Where do you envision the industry in the coming years, and what advice would you give regarding future disruptions?
Disruptions are hard to predict, but some patterns could hint toward future disruptions. Therapeutic vaccines and gene therapy are two of the potential disruptions, but with the advent of CRISPR's gene editing technology, there's a real potential to have durable cures that will completely replace routine medicines.
People with a medical background have a critical role in ensuring better health and healing of patients. We must keep this in mind from the beginning until the end of clinical development
Clinical business models and health development programs will disrupt if we have, for example, therapeutic vaccines for hypertension for people taking an antihypertensive pill for an entire lifetime. That brings up the question of how payers are going to pay for that.
Cost-effective models and structures will have to be devised and implemented with governments and insurance companies so that patients can afford gene therapy and therapeutic vaccines and move to models that can cure rather than treat.

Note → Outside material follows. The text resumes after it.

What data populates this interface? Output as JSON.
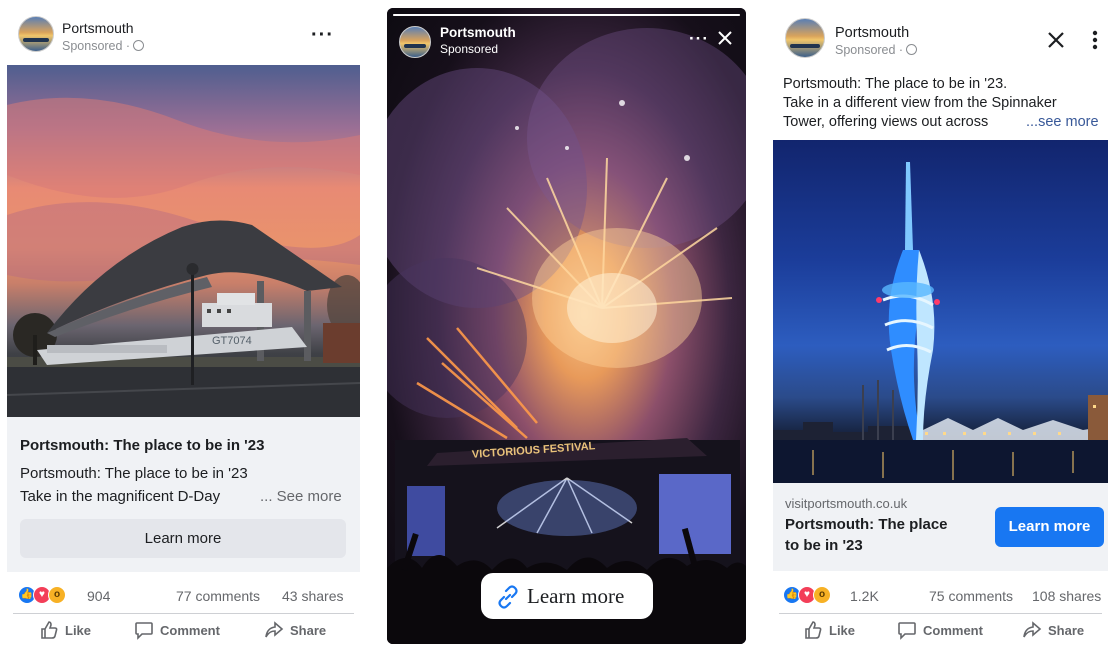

The interesting thing is we have to interface with government regulations, tech device companies, or digital content creators, which didn't exist before. For instance, when Apple decides that it is aiming to become a healthcare company or online bloggers are creating medical content, we have to ensure that the treatments or tests that we develop work with those innovations rather than counter them.

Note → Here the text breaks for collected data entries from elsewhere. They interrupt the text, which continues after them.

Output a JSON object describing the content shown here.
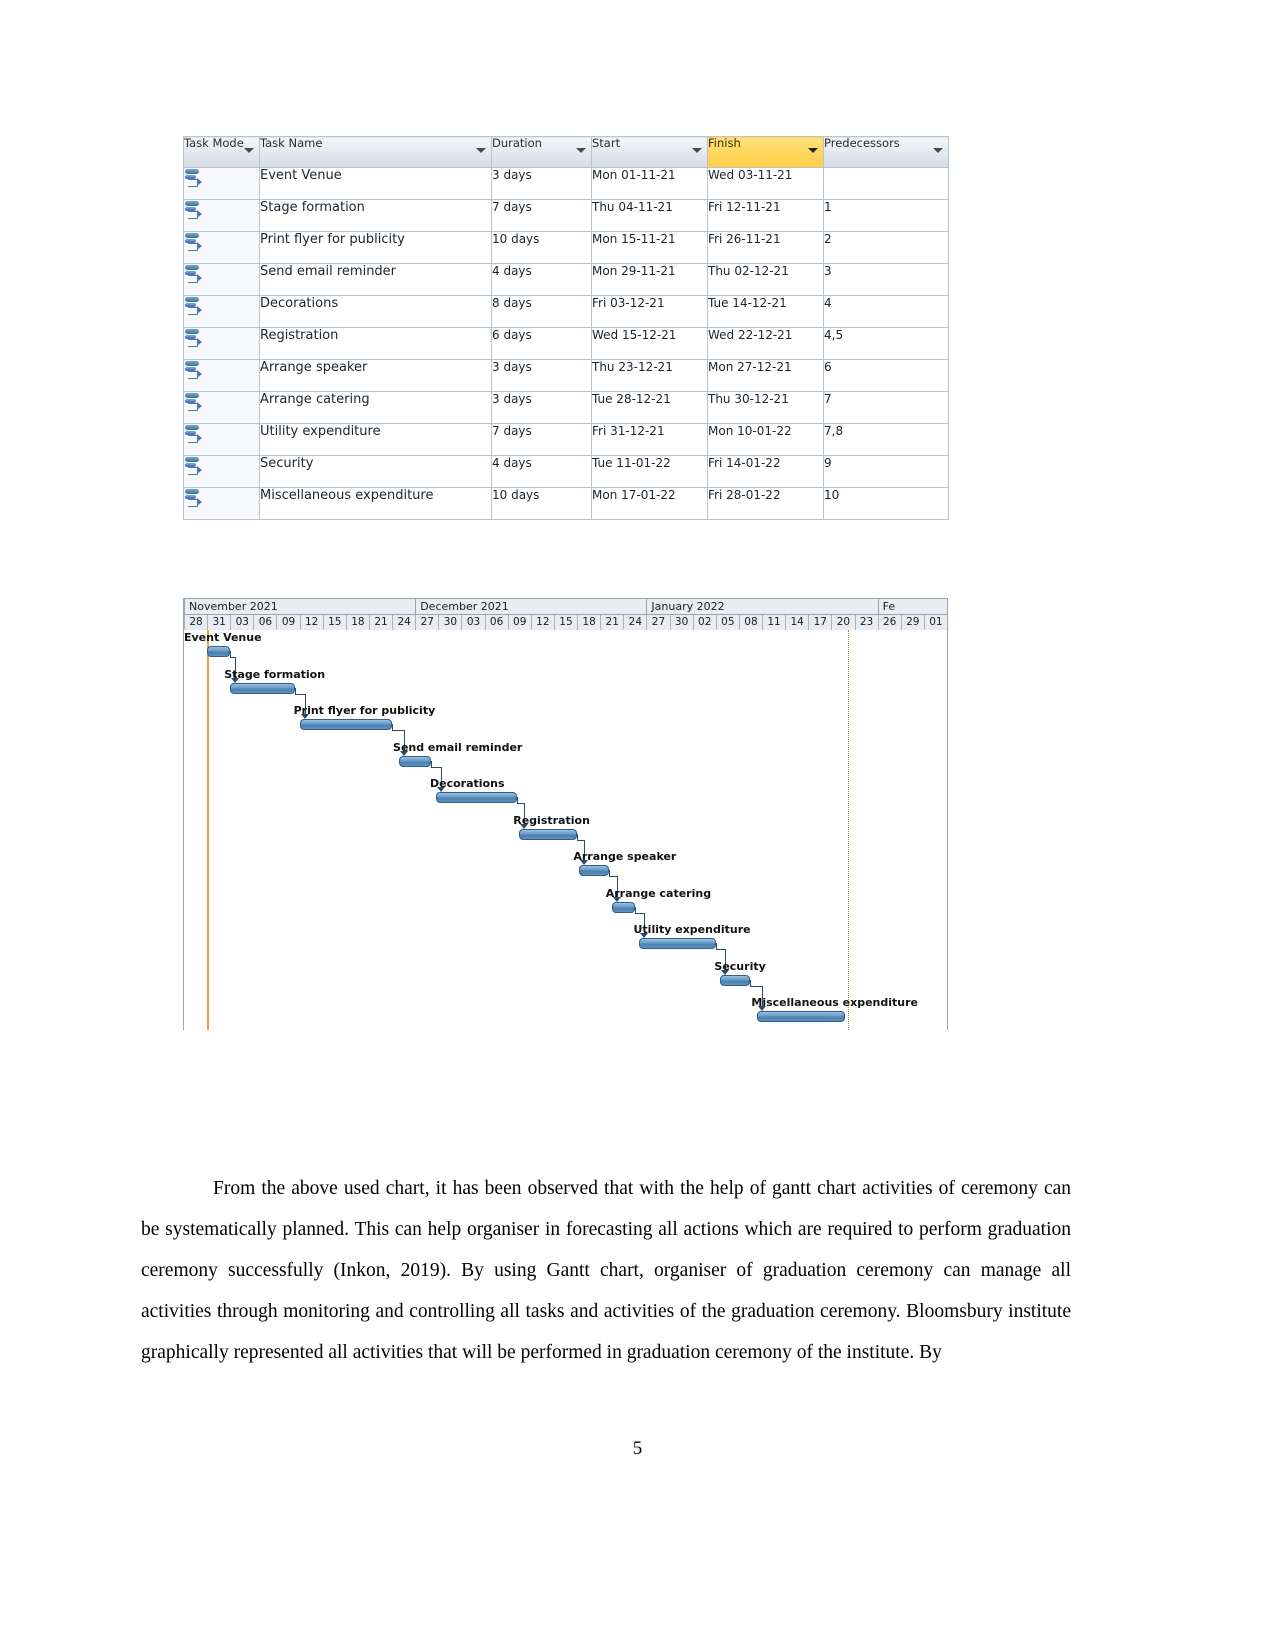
{
  "project_table": {
    "columns": [
      {
        "label": "Task Mode",
        "highlighted": false,
        "has_filter": true
      },
      {
        "label": "Task Name",
        "highlighted": false,
        "has_filter": true
      },
      {
        "label": "Duration",
        "highlighted": false,
        "has_filter": true
      },
      {
        "label": "Start",
        "highlighted": false,
        "has_filter": true
      },
      {
        "label": "Finish",
        "highlighted": true,
        "has_filter": true
      },
      {
        "label": "Predecessors",
        "highlighted": false,
        "has_filter": true
      }
    ],
    "rows": [
      {
        "mode_icon": "auto-schedule-icon",
        "task_name": "Event Venue",
        "duration": "3 days",
        "start": "Mon 01-11-21",
        "finish": "Wed 03-11-21",
        "predecessors": ""
      },
      {
        "mode_icon": "auto-schedule-icon",
        "task_name": "Stage formation",
        "duration": "7 days",
        "start": "Thu 04-11-21",
        "finish": "Fri 12-11-21",
        "predecessors": "1"
      },
      {
        "mode_icon": "auto-schedule-icon",
        "task_name": "Print flyer for publicity",
        "duration": "10 days",
        "start": "Mon 15-11-21",
        "finish": "Fri 26-11-21",
        "predecessors": "2"
      },
      {
        "mode_icon": "auto-schedule-icon",
        "task_name": "Send email reminder",
        "duration": "4 days",
        "start": "Mon 29-11-21",
        "finish": "Thu 02-12-21",
        "predecessors": "3"
      },
      {
        "mode_icon": "auto-schedule-icon",
        "task_name": "Decorations",
        "duration": "8 days",
        "start": "Fri 03-12-21",
        "finish": "Tue 14-12-21",
        "predecessors": "4"
      },
      {
        "mode_icon": "auto-schedule-icon",
        "task_name": "Registration",
        "duration": "6 days",
        "start": "Wed 15-12-21",
        "finish": "Wed 22-12-21",
        "predecessors": "4,5"
      },
      {
        "mode_icon": "auto-schedule-icon",
        "task_name": "Arrange speaker",
        "duration": "3 days",
        "start": "Thu 23-12-21",
        "finish": "Mon 27-12-21",
        "predecessors": "6"
      },
      {
        "mode_icon": "auto-schedule-icon",
        "task_name": "Arrange catering",
        "duration": "3 days",
        "start": "Tue 28-12-21",
        "finish": "Thu 30-12-21",
        "predecessors": "7"
      },
      {
        "mode_icon": "auto-schedule-icon",
        "task_name": "Utility expenditure",
        "duration": "7 days",
        "start": "Fri 31-12-21",
        "finish": "Mon 10-01-22",
        "predecessors": "7,8"
      },
      {
        "mode_icon": "auto-schedule-icon",
        "task_name": "Security",
        "duration": "4 days",
        "start": "Tue 11-01-22",
        "finish": "Fri 14-01-22",
        "predecessors": "9"
      },
      {
        "mode_icon": "auto-schedule-icon",
        "task_name": "Miscellaneous expenditure",
        "duration": "10 days",
        "start": "Mon 17-01-22",
        "finish": "Fri 28-01-22",
        "predecessors": "10"
      }
    ]
  },
  "chart_data": {
    "type": "bar",
    "chart_kind": "gantt",
    "title": "",
    "xlabel": "",
    "ylabel": "",
    "timescale": {
      "months": [
        {
          "label": "November 2021",
          "start_tick": 1,
          "tick_span": 10
        },
        {
          "label": "December 2021",
          "start_tick": 11,
          "tick_span": 10
        },
        {
          "label": "January 2022",
          "start_tick": 21,
          "tick_span": 10
        },
        {
          "label": "Fe",
          "start_tick": 31,
          "tick_span": 1
        }
      ],
      "day_ticks": [
        "28",
        "31",
        "03",
        "06",
        "09",
        "12",
        "15",
        "18",
        "21",
        "24",
        "27",
        "30",
        "03",
        "06",
        "09",
        "12",
        "15",
        "18",
        "21",
        "24",
        "27",
        "30",
        "02",
        "05",
        "08",
        "11",
        "14",
        "17",
        "20",
        "23",
        "26",
        "29",
        "01"
      ],
      "tick_interval_days": 3
    },
    "tasks": [
      {
        "name": "Event Venue",
        "start": "2021-11-01",
        "finish": "2021-11-03",
        "duration_days": 3,
        "bar_start_tick": 1.0,
        "bar_end_tick": 2.0
      },
      {
        "name": "Stage formation",
        "start": "2021-11-04",
        "finish": "2021-11-12",
        "duration_days": 7,
        "bar_start_tick": 2.0,
        "bar_end_tick": 4.8
      },
      {
        "name": "Print flyer for publicity",
        "start": "2021-11-15",
        "finish": "2021-11-26",
        "duration_days": 10,
        "bar_start_tick": 5.0,
        "bar_end_tick": 9.0
      },
      {
        "name": "Send email reminder",
        "start": "2021-11-29",
        "finish": "2021-12-02",
        "duration_days": 4,
        "bar_start_tick": 9.3,
        "bar_end_tick": 10.7
      },
      {
        "name": "Decorations",
        "start": "2021-12-03",
        "finish": "2021-12-14",
        "duration_days": 8,
        "bar_start_tick": 10.9,
        "bar_end_tick": 14.4
      },
      {
        "name": "Registration",
        "start": "2021-12-15",
        "finish": "2021-12-22",
        "duration_days": 6,
        "bar_start_tick": 14.5,
        "bar_end_tick": 17.0
      },
      {
        "name": "Arrange speaker",
        "start": "2021-12-23",
        "finish": "2021-12-27",
        "duration_days": 3,
        "bar_start_tick": 17.1,
        "bar_end_tick": 18.4
      },
      {
        "name": "Arrange catering",
        "start": "2021-12-28",
        "finish": "2021-12-30",
        "duration_days": 3,
        "bar_start_tick": 18.5,
        "bar_end_tick": 19.5
      },
      {
        "name": "Utility expenditure",
        "start": "2021-12-31",
        "finish": "2022-01-10",
        "duration_days": 7,
        "bar_start_tick": 19.7,
        "bar_end_tick": 23.0
      },
      {
        "name": "Security",
        "start": "2022-01-11",
        "finish": "2022-01-14",
        "duration_days": 4,
        "bar_start_tick": 23.2,
        "bar_end_tick": 24.5
      },
      {
        "name": "Miscellaneous expenditure",
        "start": "2022-01-17",
        "finish": "2022-01-28",
        "duration_days": 10,
        "bar_start_tick": 24.8,
        "bar_end_tick": 28.6
      }
    ],
    "markers": {
      "today_line_tick": 1.0,
      "project_finish_line_tick": 28.7
    },
    "colors": {
      "bar_fill": "#6b9bc8",
      "bar_border": "#2f5f8f",
      "link": "#2c4a66",
      "today_line": "#e8a04a",
      "header_bg": "#e9ecf0",
      "highlight_header": "#ffd65c"
    },
    "grid": false,
    "legend": "none"
  },
  "body": {
    "paragraph": "From the above used chart, it has been observed that with the help of gantt chart activities of ceremony can be systematically planned. This can help organiser in forecasting all actions which are required to perform graduation ceremony successfully (Inkon, 2019). By using Gantt chart, organiser of graduation ceremony can manage all activities through monitoring and controlling all tasks and activities of the graduation ceremony. Bloomsbury institute graphically represented all activities that will be performed in graduation ceremony of the institute. By",
    "page_number": "5"
  }
}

Another disruption here would be waiting for prospective results of the vaccines because there is no long-term evidence that the clinical trials will last a lifetime. The potential solution could be a payer-for-performance model where you subscribe to treatment and the payer keeps paying until the medicine stops working or after a stipulated number of years agreed by both stakeholders, which is not something that any company is doing. It is not going to be disruptive even if a host of successful therapeutic vaccines or gene therapies remove the need for chronic therapies but come at a hefty price. The clinical trial models in use and the health technology appraisal techniques that we use to justify value need to change and that could be potentially be a huge disruption.